Luego, al saber que en Kobe tienen un grupo de teatro que representa obras en español, no dudó en proponerles que hicieran una representación antes de marcharse de Segovia, incluso les dio alguna idea como la toma de Madrid, “que aquí decimos que es el pueblo más grande de Segovia”, bromeó de nuevo, por tres capitanes segovianos, motivo del fresco de la cubierta.

De Santos les entregó un pin con el escudo de la ciudad, el Acueducto que en la Sala Blanca está por todos los lados, y muy seria pero con una sonrisa de oreja a oreja les aseguró que “con esto ya sois segovianas” y les animó a que se conviertan en representantes de Segovia en Japón cuando regresen a su país.

Forman la XVI promoción del Curso Intensivo de Español para estudiantes japoneses, fruto del convenio suscrito entre el Ayuntamiento y la Universidad de Estudios Extranjeros de Kobe. Durante su estancia, además de clases de español —impartidas en la sede de la UNED por profesorado de esta universidad— tendrán la oportunidad de conocer durante tres semanas aspectos de la cultura muy apreciados por el pueblo japonés como la gastronomía, a través de talleres de cocina, el folklore y el patrimonio histórico.

“Cuando llegan es un choque cultural absoluto.
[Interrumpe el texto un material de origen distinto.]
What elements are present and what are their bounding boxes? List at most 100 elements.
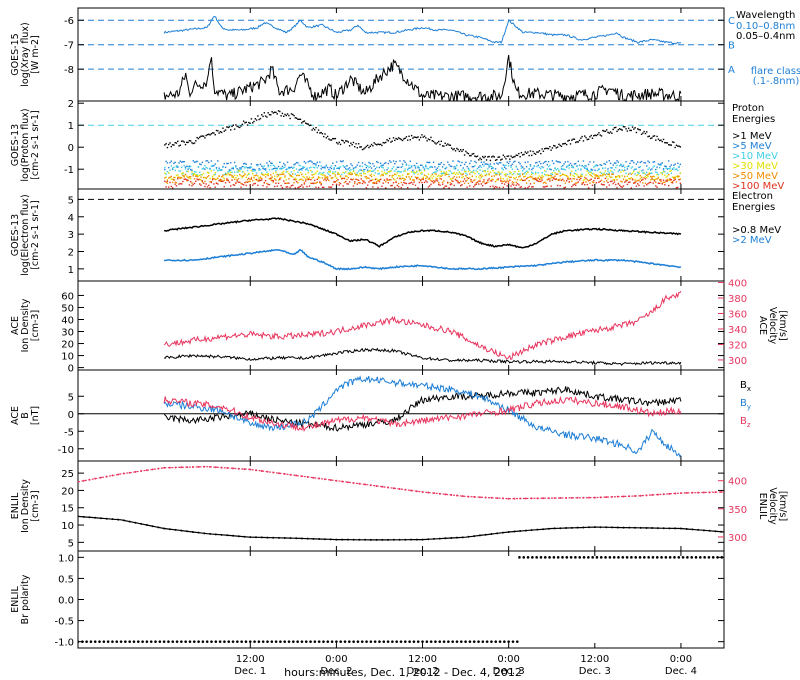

El hecho de que me abalance hacia ellas y les pegue dos besos para ellas es sorprendente porque en Japón dan mucha importancia a la distancia personal y a la ceremonia”, explica la concejala de Turismo que, sin embargo, insiste en que “al principio pensábamos que íbamos a tener problemas con las familias segovianas de acogida —alojamiento y manutención— por las comidas, los horarios, etc. pero no ha sido así, no ha habido ningún problema, tienen una capacidad de adaptación pasmosa”, afirma.

Turismo de Segovia se encarga del programa de actividades sociales y de alguna manera del tutelaje de los grupos, con una persona que les acompaña no solo en Segovia sino también si hacen alguna excursión, por ejemplo a Madrid y en alguna ocasión a ciudades más alejadas como Sevilla.

Plantación de un sakura

Dice la Wikipedia que la flor de Kobe es la hortensia pero en Segovia, casi desde el principio de estos cursos del programa de turismo idiomático en 2009, se ha optado por una ceremonia muy especial plantando un cerezo sakura, porque la flor de este árbol es la nacional, todo un símbolo en Japón que representa, entre otras muchas cosas, lo efímero de la vida. La próxima plantación, protagonizada por este grupo de cinco estudiantes de Kobe, será el 14 de septiembre.